Grimmjow nie czekając na dalszy rozwój wydarzeń rzucił się z szaleńczym obłędem w oczach na shinigami o rudych włosach. Ten przyjął cios i momentalnie zniknęli wciągnięci w wir walki. Dało się słyszeć tylko głuchy odgłos uderzających o siebie katan.

- Co wy jej zrobiliście?! – warknął białowłosy shinigami patrząc z nienawiścią na Szayela. Ten tylko wzruszył ramionami i poprawił okulary. Był zbyt spokojny, to było bardzo podejrzane.

- Nic. Zupełnie nic. A teraz tak jak się umawialiśmy, oddaję wam dziewczynę.

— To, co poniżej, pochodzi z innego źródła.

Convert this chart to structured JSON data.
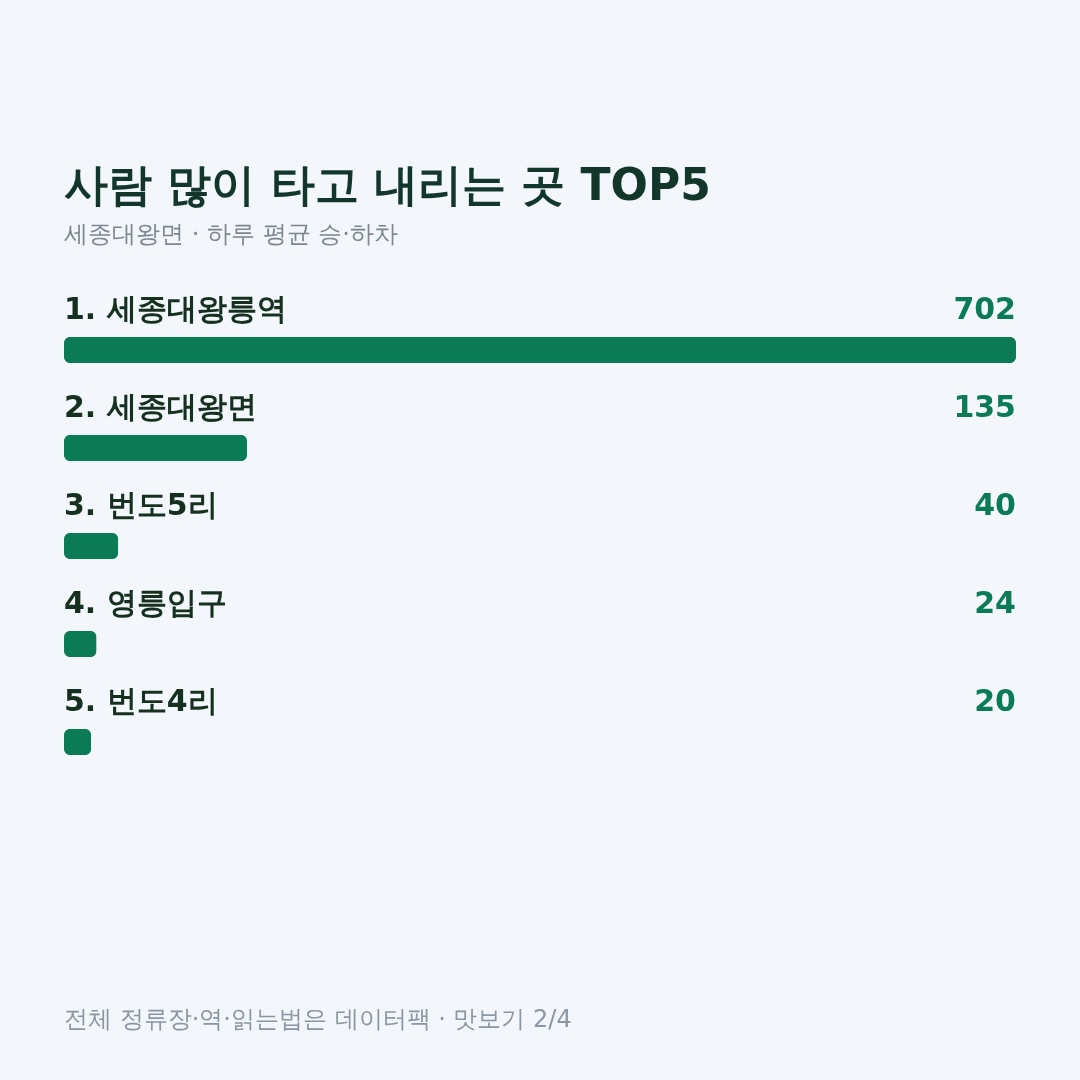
{
  "chart_data": {
    "type": "bar",
    "orientation": "horizontal",
    "title": "사람 많이 타고 내리는 곳 TOP5",
    "subtitle": "세종대왕면 · 하루 평균 승·하차",
    "categories": [
      "1. 세종대왕릉역",
      "2. 세종대왕면",
      "3. 번도5리",
      "4. 영릉입구",
      "5. 번도4리"
    ],
    "values": [
      702,
      135,
      40,
      24,
      20
    ],
    "color": "#0b7b56",
    "data_labels": true,
    "annotations": [
      "전체 정류장·역·읽는법은 데이터팩 · 맛보기 2/4"
    ]
  }
}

Co?  Zastanawiała się co on właściwie teraz powiedział. Nagle poczuła się jakby oberwała obuchem w głowę. Prawda dotarła do niej z prędkością światła. Zaufała mu, a on ją... oddaje? Im? Shinigami? Zostawia ją? Porzuca niczym niepotrzebnego śmiecia? Gwałtownie wciągnęła powietrze i spojrzała przerażona na espadę, na osobę, której bezgranicznie zaufała.

- Co ty... - nie zdążyła dokończyć, bo popchnął ją w kierunku białowłosego. Straciła równowagę i upadła na trawę. Poderwała głowę patrząc z nienawiścią w stronę Szayela. Zakochała się w nim, a on ją porzucił. Był taki jak pozostali, bez serca, bez rozumu, bez uczuć, żałowała, że kiedykolwiek komukolwiek zaufała. Już nigdy.

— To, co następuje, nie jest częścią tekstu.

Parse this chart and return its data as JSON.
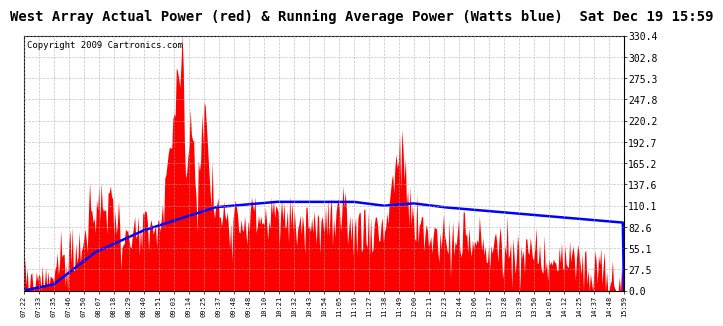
{
  "title": "West Array Actual Power (red) & Running Average Power (Watts blue)  Sat Dec 19 15:59",
  "copyright": "Copyright 2009 Cartronics.com",
  "yticks": [
    0.0,
    27.5,
    55.1,
    82.6,
    110.1,
    137.6,
    165.2,
    192.7,
    220.2,
    247.8,
    275.3,
    302.8,
    330.4
  ],
  "ylim": [
    0,
    330.4
  ],
  "x_labels": [
    "07:22",
    "07:33",
    "07:35",
    "07:46",
    "07:50",
    "08:07",
    "08:18",
    "08:29",
    "08:40",
    "08:51",
    "09:03",
    "09:14",
    "09:25",
    "09:37",
    "09:48",
    "09:48",
    "10:10",
    "10:21",
    "10:32",
    "10:43",
    "10:54",
    "11:05",
    "11:16",
    "11:27",
    "11:38",
    "11:49",
    "12:00",
    "12:11",
    "12:23",
    "12:44",
    "13:06",
    "13:17",
    "13:28",
    "13:39",
    "13:50",
    "14:01",
    "14:12",
    "14:25",
    "14:37",
    "14:48",
    "15:59"
  ],
  "red_color": "#FF0000",
  "blue_color": "#0000FF",
  "background_color": "#FFFFFF",
  "grid_color": "#AAAAAA",
  "title_fontsize": 10,
  "copyright_fontsize": 6.5
}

I zniknął. Bez słowa, bez cienia żalu czy skruchy, bez pożegnania, bez ostatniego spojrzenia rzuconego w jej stronę, zostawiając po sobie jedynie gorzki posmak tęsknoty wymieszanej ze złością.

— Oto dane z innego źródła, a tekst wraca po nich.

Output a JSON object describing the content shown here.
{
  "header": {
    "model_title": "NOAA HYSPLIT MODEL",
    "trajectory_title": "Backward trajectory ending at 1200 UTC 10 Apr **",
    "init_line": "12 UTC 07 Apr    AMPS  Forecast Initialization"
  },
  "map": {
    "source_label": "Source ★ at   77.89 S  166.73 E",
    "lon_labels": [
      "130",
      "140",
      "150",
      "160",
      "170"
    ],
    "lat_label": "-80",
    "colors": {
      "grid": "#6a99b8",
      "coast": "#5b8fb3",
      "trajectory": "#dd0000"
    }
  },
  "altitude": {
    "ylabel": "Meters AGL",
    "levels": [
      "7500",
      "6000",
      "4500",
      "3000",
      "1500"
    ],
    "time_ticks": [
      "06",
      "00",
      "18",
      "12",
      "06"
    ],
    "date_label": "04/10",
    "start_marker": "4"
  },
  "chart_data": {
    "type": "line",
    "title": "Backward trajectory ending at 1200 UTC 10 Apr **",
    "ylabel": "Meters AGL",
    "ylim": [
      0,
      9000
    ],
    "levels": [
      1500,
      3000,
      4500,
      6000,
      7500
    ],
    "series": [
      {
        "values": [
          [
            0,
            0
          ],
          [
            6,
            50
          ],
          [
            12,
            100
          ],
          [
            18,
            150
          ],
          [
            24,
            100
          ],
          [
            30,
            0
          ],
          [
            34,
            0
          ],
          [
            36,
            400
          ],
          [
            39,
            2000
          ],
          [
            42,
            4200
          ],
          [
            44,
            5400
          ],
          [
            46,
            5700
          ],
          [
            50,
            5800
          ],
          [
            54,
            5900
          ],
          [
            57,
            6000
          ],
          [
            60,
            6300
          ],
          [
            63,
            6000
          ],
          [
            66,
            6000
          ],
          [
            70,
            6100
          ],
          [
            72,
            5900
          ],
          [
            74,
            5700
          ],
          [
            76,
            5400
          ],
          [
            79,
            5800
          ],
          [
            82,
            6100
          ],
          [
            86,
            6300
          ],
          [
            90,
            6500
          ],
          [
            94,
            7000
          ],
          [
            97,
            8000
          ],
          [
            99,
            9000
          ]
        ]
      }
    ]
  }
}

- Szayel... - szepnęła, a w jej oczach pojawiły się łzy, choć tak bardzo starała się być twarda. Białowłosy shinigami klęknął przy niej i delikatnie odgarnął jej włosy z twarzy. Natychmiast odsunęła się spoglądając nienawistnie na spoglądające na nią osoby.

- Zostawcie mnie! – podniosła się i wyciągnęła katanę. – Sama dam sobie radę – choć w nic już nie wierzyła, starała się tymi pustymi słowami podnieść się na duchu. Nadal nie mogła uwierzyć w to, że ją zostawili. A może taki był plan? Może Aizen specjalnie to zaplanował, tylko po co? Chciał ją mieć cały czas przy sobie, a nagle wyrzucił ją w objęcia ich własnych wrogów.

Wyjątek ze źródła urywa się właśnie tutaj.